'It's tedious': Members of Congress admit they haven't even read the Mueller report ahead of special counsel's testimony

One of the most important news days of the Summer of 2019 will be Wednesday, July 17, when former special counsel Robert Mueller is set to publicly testify before two Democrat-led committees in the U.S. House of Representatives: the House Intelligence Committee and the House Judiciary Committee. But many members of Congress, both senators and representatives, admit they still haven’t read Mueller’s final report for the Russia investigation.
Sen. Tim Scott of South Carolina, a Republican, doesn’t see the point of reading Mueller’s report, which Attorney General William Barr released in redacted form on April 18.
“What’s the point?,” Politico quoted Scott as saying.
Another Republican, Sen. Lisa Murkowski of Alaska, told Politico she has read part of the report but hasn’t finished reading it. Murkowski asserted, “It’s tedious” and went on to say, “In fairness, I haven’t picked it up in at least two weeks.”
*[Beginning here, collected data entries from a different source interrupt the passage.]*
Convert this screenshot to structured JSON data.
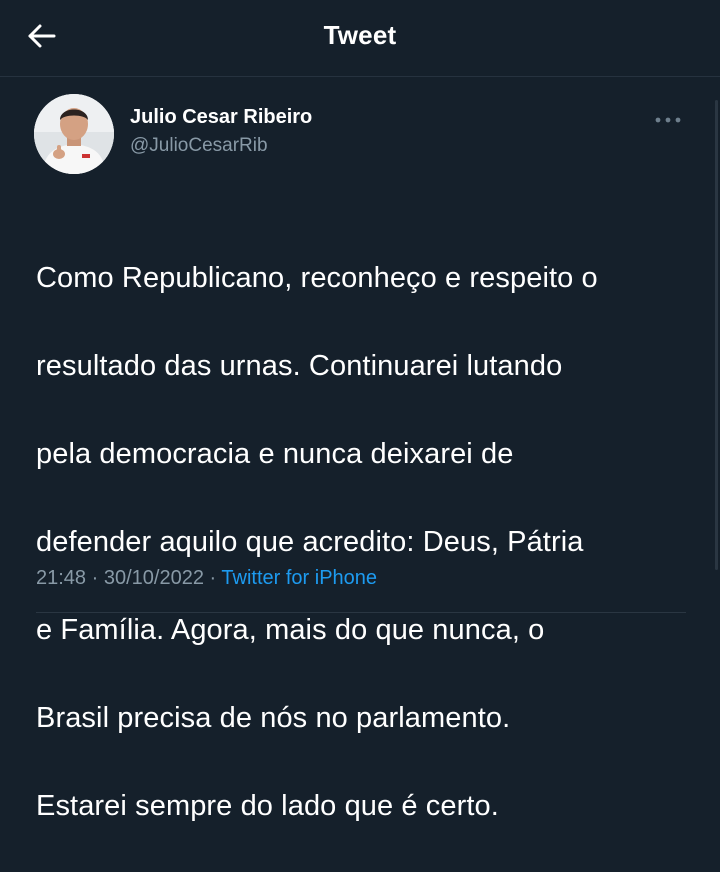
{
  "header": {
    "title": "Tweet",
    "back_icon": "arrow-left-icon"
  },
  "tweet": {
    "author_name": "Julio Cesar Ribeiro",
    "author_handle": "@JulioCesarRib",
    "more_icon": "more-horizontal-icon",
    "lines": [
      "Como Republicano, reconheço e respeito o",
      "resultado das urnas. Continuarei lutando",
      "pela democracia e nunca deixarei de",
      "defender aquilo que acredito: Deus, Pátria",
      "e Família. Agora, mais do que nunca, o",
      "Brasil precisa de nós no parlamento.",
      "Estarei sempre do lado que é certo."
    ],
    "time": "21:48",
    "date": "30/10/2022",
    "separator": "·",
    "source": "Twitter for iPhone"
  },
  "colors": {
    "background": "#15202b",
    "secondary_text": "#8899a6",
    "link": "#1d9bf0"
  }
}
Rep. Fred Upton of Michigan told Politico he hasn’t gotten to it because “I’ve got a lot on my reading list.”
Republicans, however, aren’t the only ones in the House or Senate who say they haven’t read as much of the report as they should. Rep. David Price, a North Carolina Democrat, told Politico, “I’d be pretty reckless to say I have a full comprehension. I need to spend some more time with it.”
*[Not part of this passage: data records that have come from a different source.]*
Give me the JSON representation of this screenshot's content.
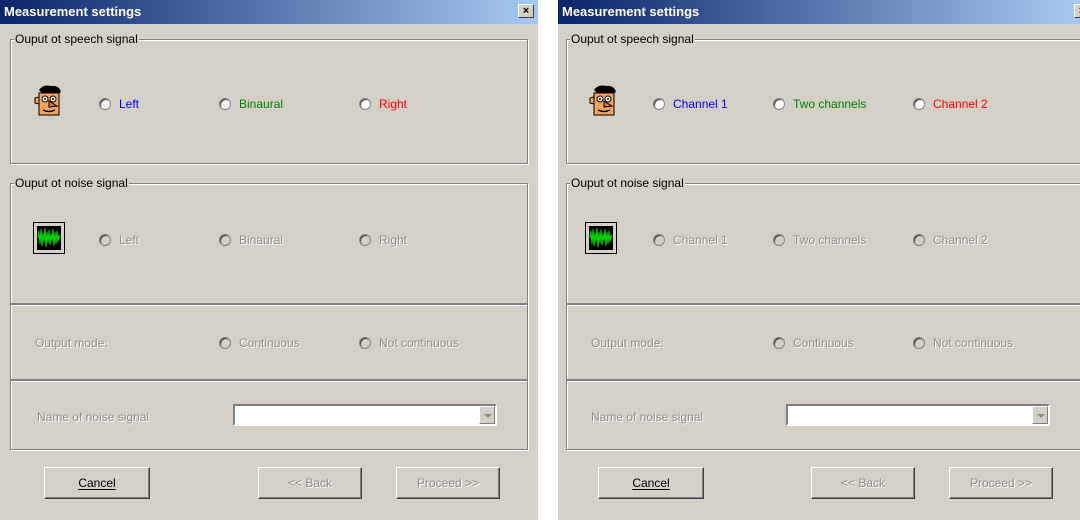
{
  "windows": [
    {
      "title": "Measurement settings",
      "close_label": "×",
      "speech_group": {
        "legend": "Ouput ot speech signal",
        "icon": "speaker-face-icon",
        "options": [
          "Left",
          "Binaural",
          "Right"
        ],
        "colors": [
          "#0000ff",
          "#008000",
          "#ff0000"
        ]
      },
      "noise_group": {
        "legend": "Ouput ot noise signal",
        "icon": "noise-waveform-icon",
        "options": [
          "Left",
          "Binaural",
          "Right"
        ]
      },
      "output_mode": {
        "label": "Output mode:",
        "options": [
          "Continuous",
          "Not continuous"
        ]
      },
      "noise_name": {
        "label": "Name of noise signal",
        "value": ""
      },
      "buttons": {
        "cancel": "Cancel",
        "back": "<< Back",
        "proceed": "Proceed >>"
      }
    },
    {
      "title": "Measurement settings",
      "close_label": "×",
      "speech_group": {
        "legend": "Ouput ot speech signal",
        "icon": "speaker-face-icon",
        "options": [
          "Channel 1",
          "Two channels",
          "Channel 2"
        ],
        "colors": [
          "#0000ff",
          "#008000",
          "#ff0000"
        ]
      },
      "noise_group": {
        "legend": "Ouput ot noise signal",
        "icon": "noise-waveform-icon",
        "options": [
          "Channel 1",
          "Two channels",
          "Channel 2"
        ]
      },
      "output_mode": {
        "label": "Output mode:",
        "options": [
          "Continuous",
          "Not continuous"
        ]
      },
      "noise_name": {
        "label": "Name of noise signal",
        "value": ""
      },
      "buttons": {
        "cancel": "Cancel",
        "back": "<< Back",
        "proceed": "Proceed >>"
      }
    }
  ]
}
Sen. Tim Kaine, the Virginia Democrat who was Hillary Clinton’s running mate in 2016, told Politico although he hasn’t read the entire report, he has first-hand experience with the things it addresses.
“I didn’t have to read it — I lived it,” Kaine told Politico. “I intended to read cover to cover, but there was nothing in it that was a surprise to me.”
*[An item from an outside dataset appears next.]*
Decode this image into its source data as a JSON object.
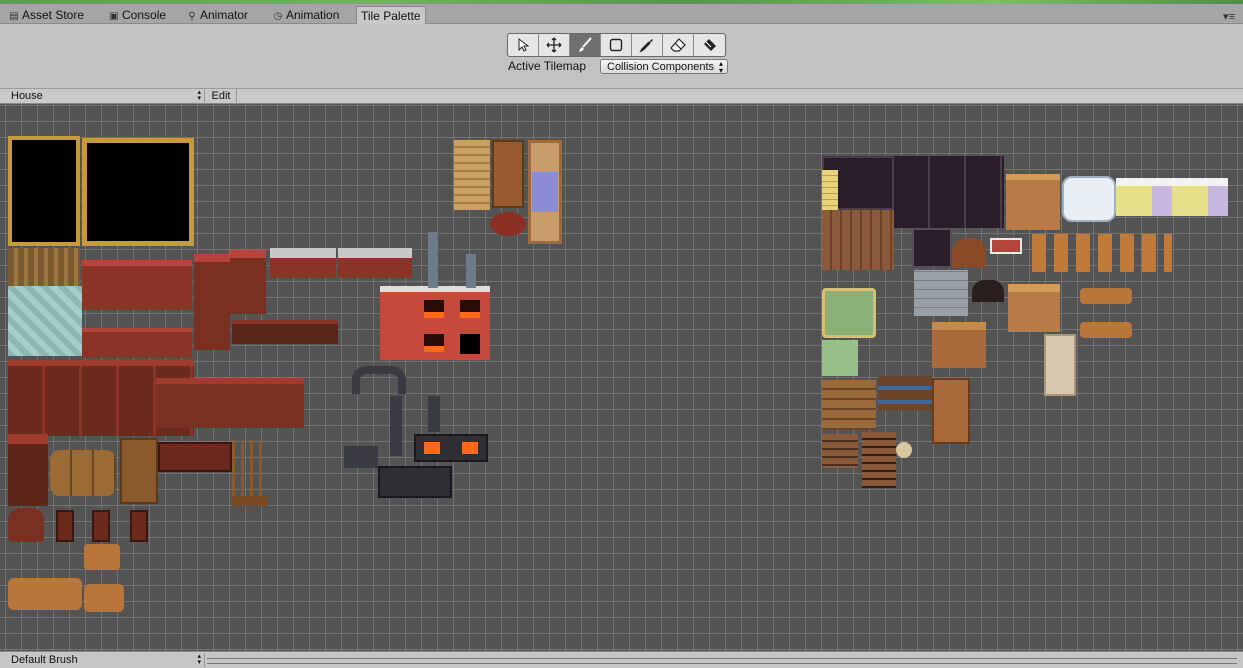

Rep. Collin Peterson, a Minnesota Democrat, told Politico he has read some of the report but not all of it — commenting, “It is what it is.”
However, Sen. Elizabeth Warren — who has recently been climbing in polls in the 2020 Democratic presidential primary — has read the redacted version of the report in its entirety. In fact, Warren has said she went “cover to cover, every page” within 24 hours of its release and decided that Trump deserves impeachment based on what she read.
But Rep. Jerry Nadler, the New York Democrat who chairs the House Judiciary Committee, isn’t critical of either Republicans or Democrats in Congress who haven’t read all of Mueller’s report — after all, the document is 448 pages long.
“You can’t expect people to read lengthy documents in large numbers,” Nadler acknowledged. “They have their own lives to lead.”